I asked Senga if she understood why the locals were angry at the gypsies’ tactics. “Absolutely,” she told me. “Hand up to it, that’s what we did. We did move in knowing the council would be closed on a bank holiday. We did this on the advice of other gypsies and travellers, because we were told only 20 per cent of planning applications are usually granted.”
It is an increasingly common tactic, with an 11 per cent rise in caravans on unauthorised sites. Campaigners say the sitation will only get worse – the coalition government has reversed policies on council provision for travellers and cut budgets for this by £30m. Ministers want to speed up planning disputes, but it often takes years.
Across the road from the gypsy site, some villagers fear that this dispute could turn into the next Dale Farm, the high profile eviction of travellers in Essex which took over a decade.
The Meriden protest camp has been manned by volunteers, They have kept vigil 24/7 for the last 641 days. Their aim, they say, is to keep an eye on the gypsies and to log any further illegal development.
I feel like it’s one law for them and one law for us. Jo Hipwood
I joined Jo Hipwood for an afternoon shift. Mrs Hipwood has lived in the village for nine years and says she is angry that the gypsies flouted planning laws: “I feel like it’s one law for them and one law for us.”
Mrs Hipwood and other volunteers have camped outside, even in the bitter cold weather. They even have their own caravan, which, ironically, Solihull Council has ruled to be an illegal development. The campaigners themselves are now facing eviction.
David Mcgrath is a former councillor who now co-ordinates the residents’ campaign. He lives directly opposite, but denies the campaign is about house prices. “I’m not looking to move, so I’m not interested in trading in my house and making a profit. For me, it’s about the destruction of the greenbelt.”
The dispute has grown increasingly bitter, with claim and counter-claim. And it is a dispute that is being played out across the country, with around 40 or 50 other campaign groups being established to stop gypsy and traveller developments.
For Sanga Townsley’s parents, it is a reflection of society’s changing attitudes towards the gypsy community. “When I was a boy, we could pull up on the field just across the bridge here and nobody would say a word. In fact, the local farmers would hire us for work,” said Mr Townsley.

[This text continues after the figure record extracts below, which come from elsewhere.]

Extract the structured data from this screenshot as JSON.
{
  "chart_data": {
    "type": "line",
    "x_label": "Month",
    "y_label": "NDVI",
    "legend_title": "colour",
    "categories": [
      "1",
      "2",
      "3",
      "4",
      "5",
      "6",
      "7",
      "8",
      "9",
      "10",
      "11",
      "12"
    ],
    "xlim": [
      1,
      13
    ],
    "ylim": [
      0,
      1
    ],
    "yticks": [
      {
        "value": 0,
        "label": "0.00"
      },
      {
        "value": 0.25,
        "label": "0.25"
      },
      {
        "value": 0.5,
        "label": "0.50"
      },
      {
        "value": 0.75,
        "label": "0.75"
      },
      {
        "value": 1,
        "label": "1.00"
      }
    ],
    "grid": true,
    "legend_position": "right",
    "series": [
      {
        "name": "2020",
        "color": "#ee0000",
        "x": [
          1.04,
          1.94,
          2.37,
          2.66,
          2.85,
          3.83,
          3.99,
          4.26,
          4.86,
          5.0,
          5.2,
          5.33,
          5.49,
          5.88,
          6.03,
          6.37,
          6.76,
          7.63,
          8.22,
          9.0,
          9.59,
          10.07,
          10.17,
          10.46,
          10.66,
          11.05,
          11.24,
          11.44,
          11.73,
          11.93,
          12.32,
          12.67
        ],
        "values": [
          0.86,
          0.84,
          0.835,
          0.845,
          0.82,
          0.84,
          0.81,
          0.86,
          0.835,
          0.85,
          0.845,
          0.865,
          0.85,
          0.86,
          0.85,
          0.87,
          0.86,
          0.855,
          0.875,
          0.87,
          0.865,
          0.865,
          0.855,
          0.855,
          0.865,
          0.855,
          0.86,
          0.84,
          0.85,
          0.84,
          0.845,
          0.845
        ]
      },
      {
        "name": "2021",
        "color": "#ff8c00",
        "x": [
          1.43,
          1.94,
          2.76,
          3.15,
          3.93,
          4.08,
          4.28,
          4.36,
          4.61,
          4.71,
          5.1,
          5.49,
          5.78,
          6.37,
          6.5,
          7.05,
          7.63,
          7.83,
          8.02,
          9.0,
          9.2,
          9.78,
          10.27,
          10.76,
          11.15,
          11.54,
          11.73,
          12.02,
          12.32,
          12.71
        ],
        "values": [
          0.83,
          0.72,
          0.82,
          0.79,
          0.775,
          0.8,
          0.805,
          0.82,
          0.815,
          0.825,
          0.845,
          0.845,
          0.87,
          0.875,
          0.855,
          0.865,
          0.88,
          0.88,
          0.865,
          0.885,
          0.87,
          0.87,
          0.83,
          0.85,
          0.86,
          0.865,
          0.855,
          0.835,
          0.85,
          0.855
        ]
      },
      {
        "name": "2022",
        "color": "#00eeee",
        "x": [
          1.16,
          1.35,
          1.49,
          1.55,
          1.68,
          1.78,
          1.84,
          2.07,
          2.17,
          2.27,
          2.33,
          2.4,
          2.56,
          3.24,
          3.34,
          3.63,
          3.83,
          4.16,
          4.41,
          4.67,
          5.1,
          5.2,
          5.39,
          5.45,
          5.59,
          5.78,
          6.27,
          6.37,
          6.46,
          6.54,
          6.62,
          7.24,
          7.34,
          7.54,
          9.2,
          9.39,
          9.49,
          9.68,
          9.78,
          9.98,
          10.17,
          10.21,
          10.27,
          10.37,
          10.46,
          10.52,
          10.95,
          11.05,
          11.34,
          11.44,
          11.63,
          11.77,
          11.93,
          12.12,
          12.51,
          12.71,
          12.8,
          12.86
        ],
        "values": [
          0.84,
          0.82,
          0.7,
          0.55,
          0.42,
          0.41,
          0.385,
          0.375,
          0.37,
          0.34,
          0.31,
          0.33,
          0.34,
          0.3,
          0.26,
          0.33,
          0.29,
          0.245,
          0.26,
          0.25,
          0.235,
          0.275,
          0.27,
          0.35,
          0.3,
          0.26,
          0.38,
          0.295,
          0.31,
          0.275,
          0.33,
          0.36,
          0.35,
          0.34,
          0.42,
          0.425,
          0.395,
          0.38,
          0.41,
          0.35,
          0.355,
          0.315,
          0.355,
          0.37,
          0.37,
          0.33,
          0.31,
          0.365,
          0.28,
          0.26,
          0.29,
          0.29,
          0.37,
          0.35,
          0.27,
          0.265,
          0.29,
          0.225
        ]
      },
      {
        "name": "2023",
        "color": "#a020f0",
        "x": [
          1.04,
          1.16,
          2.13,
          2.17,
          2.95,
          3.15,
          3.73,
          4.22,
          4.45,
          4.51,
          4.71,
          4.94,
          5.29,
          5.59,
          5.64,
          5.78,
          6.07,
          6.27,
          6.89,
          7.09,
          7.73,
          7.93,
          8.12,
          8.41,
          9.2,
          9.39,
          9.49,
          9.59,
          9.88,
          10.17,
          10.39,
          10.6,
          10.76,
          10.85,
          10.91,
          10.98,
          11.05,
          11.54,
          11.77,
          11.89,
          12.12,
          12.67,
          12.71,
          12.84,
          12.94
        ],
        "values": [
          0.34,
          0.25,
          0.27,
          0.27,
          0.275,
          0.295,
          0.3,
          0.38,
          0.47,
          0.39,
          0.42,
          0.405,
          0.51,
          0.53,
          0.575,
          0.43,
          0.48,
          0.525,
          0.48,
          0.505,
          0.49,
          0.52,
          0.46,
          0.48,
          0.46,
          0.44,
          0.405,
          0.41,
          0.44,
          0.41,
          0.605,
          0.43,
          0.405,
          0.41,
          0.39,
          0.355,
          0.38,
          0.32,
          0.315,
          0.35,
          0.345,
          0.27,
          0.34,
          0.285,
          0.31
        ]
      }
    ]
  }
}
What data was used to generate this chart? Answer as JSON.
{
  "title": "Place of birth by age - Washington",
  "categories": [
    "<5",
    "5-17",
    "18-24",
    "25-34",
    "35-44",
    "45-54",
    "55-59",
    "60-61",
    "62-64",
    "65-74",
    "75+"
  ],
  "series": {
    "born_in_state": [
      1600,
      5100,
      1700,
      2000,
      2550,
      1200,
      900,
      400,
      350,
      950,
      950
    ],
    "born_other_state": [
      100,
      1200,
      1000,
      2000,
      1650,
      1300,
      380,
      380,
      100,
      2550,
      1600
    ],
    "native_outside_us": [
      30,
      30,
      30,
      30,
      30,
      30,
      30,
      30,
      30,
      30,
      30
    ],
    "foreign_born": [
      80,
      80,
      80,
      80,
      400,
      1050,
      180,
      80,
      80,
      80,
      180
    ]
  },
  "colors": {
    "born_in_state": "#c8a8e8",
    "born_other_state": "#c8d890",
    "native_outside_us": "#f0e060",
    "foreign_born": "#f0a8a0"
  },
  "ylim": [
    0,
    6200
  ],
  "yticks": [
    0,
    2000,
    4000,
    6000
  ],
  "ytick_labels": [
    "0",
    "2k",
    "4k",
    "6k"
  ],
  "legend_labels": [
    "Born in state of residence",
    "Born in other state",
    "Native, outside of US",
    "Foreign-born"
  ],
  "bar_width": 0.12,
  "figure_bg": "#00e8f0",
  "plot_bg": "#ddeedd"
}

But today, things are very different, said Mrs Townsley. “Our children are taunted in school, once our neighbours find out who we are, they judge us before they even know who we are.”
The Townsleys feel they are in a Catch 22. Councils do not want to provide pitches because it is unpopular with voters, so gypsies have resorted to buying and developing their own land. But this too is unpopular.
Campaigners on all sides want clearer guidelines on provision of gypsy and traveller pitches. Solihull Councill is due to rule on Tuesday night on whether the residents will have to dismantle their camp – and the high court will rule in March whether the Meriden gypsies can stay.